Disc two’s material is no less satisfying. Opening it with “Look Into My Eyes” from “The Art of War” really starts things off on the right note, it’s the kind of rugged musically and harmonious lyrically track that epitomizes their style and sound to a T. It’s a little ridiculous that there’s not more variety in the first three tracks though, as they all hail from this same album. With the fourth track they dip into Krayzie Bone’s “Thug Mentality” album for the song of the same name, which is appropriate since it featured all of Bone. Unfortunately the formula gets uncreative again at this point, as the next three cuts are all from “BTNH Resurrection.” It’s almost too obvious that the line-up would switch to another solo album at this point, and it does indeed with L-Burna (Layzie Bone) and “Still the Greatest.” The next two songs are from “Thug World Order.” See how it works? The formula is once again disrupted by the Mo Thugs track “Ghetto Cowboy.” At first the formula seems to have ended with Bizzy Bone’s “Thugz Cry,” but the remake of “Home” featuring Phil Collins and “Cleveland Is the City” are also both from “Thug World Order.”
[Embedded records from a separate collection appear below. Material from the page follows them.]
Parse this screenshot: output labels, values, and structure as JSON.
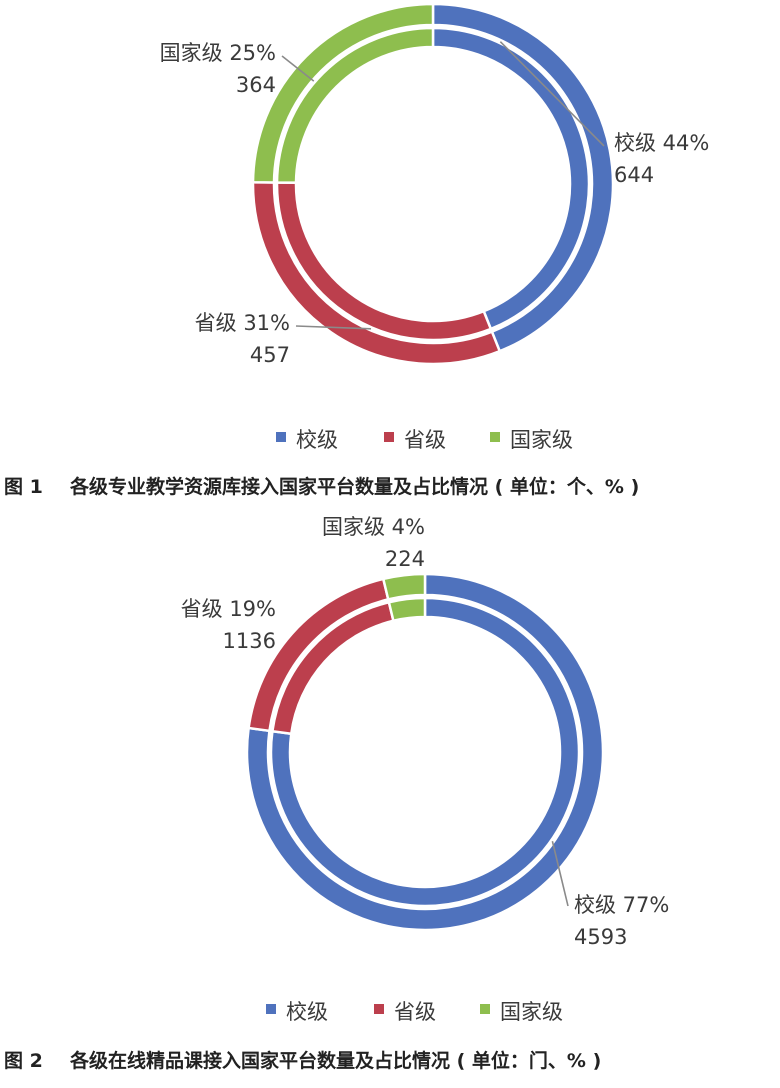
{
  "colors": {
    "school": "#4f72bd",
    "province": "#bc3f4d",
    "national": "#8ebe4e",
    "leader": "#8a8a8a"
  },
  "captions": [
    {
      "number": "图 1",
      "text": "各级专业教学资源库接入国家平台数量及占比情况 ( 单位：个、% )"
    },
    {
      "number": "图 2",
      "text": "各级在线精品课接入国家平台数量及占比情况 ( 单位：门、% )"
    }
  ],
  "chart_data": [
    {
      "type": "pie",
      "style": "double-ring donut",
      "legend_position": "bottom",
      "categories": [
        "校级",
        "省级",
        "国家级"
      ],
      "values": [
        644,
        457,
        364
      ],
      "percentages": [
        "44%",
        "31%",
        "25%"
      ],
      "value_labels": [
        "644",
        "457",
        "364"
      ]
    },
    {
      "type": "pie",
      "style": "double-ring donut",
      "legend_position": "bottom",
      "categories": [
        "校级",
        "省级",
        "国家级"
      ],
      "values": [
        4593,
        1136,
        224
      ],
      "percentages": [
        "77%",
        "19%",
        "4%"
      ],
      "value_labels": [
        "4593",
        "1136",
        "224"
      ]
    }
  ]
}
Diehard Bone fans may have hoped for something a little more unique on this two disc set, especially given there have been at least two “Collection” albums of Bone tracks before this point that actually had unheard material also released by Ruthless, but this is what it is. It lives up to the “Greatest Hits” billing, they’re all here, including their smash hit “The Crossroads.” The lack of creativity in compiling them together is a little dissapointing, but it doesn’t take away from the fact that this is a solid if somewhat pedestrian showcase of Bone’s best work. A dedicated fan could just as easily have put this set together by ripping the songs and burning their own compilation, but the convenience and the amount of material here (essentially two discs for the price of one) may still make it worthwhile even to their hardcore contingent.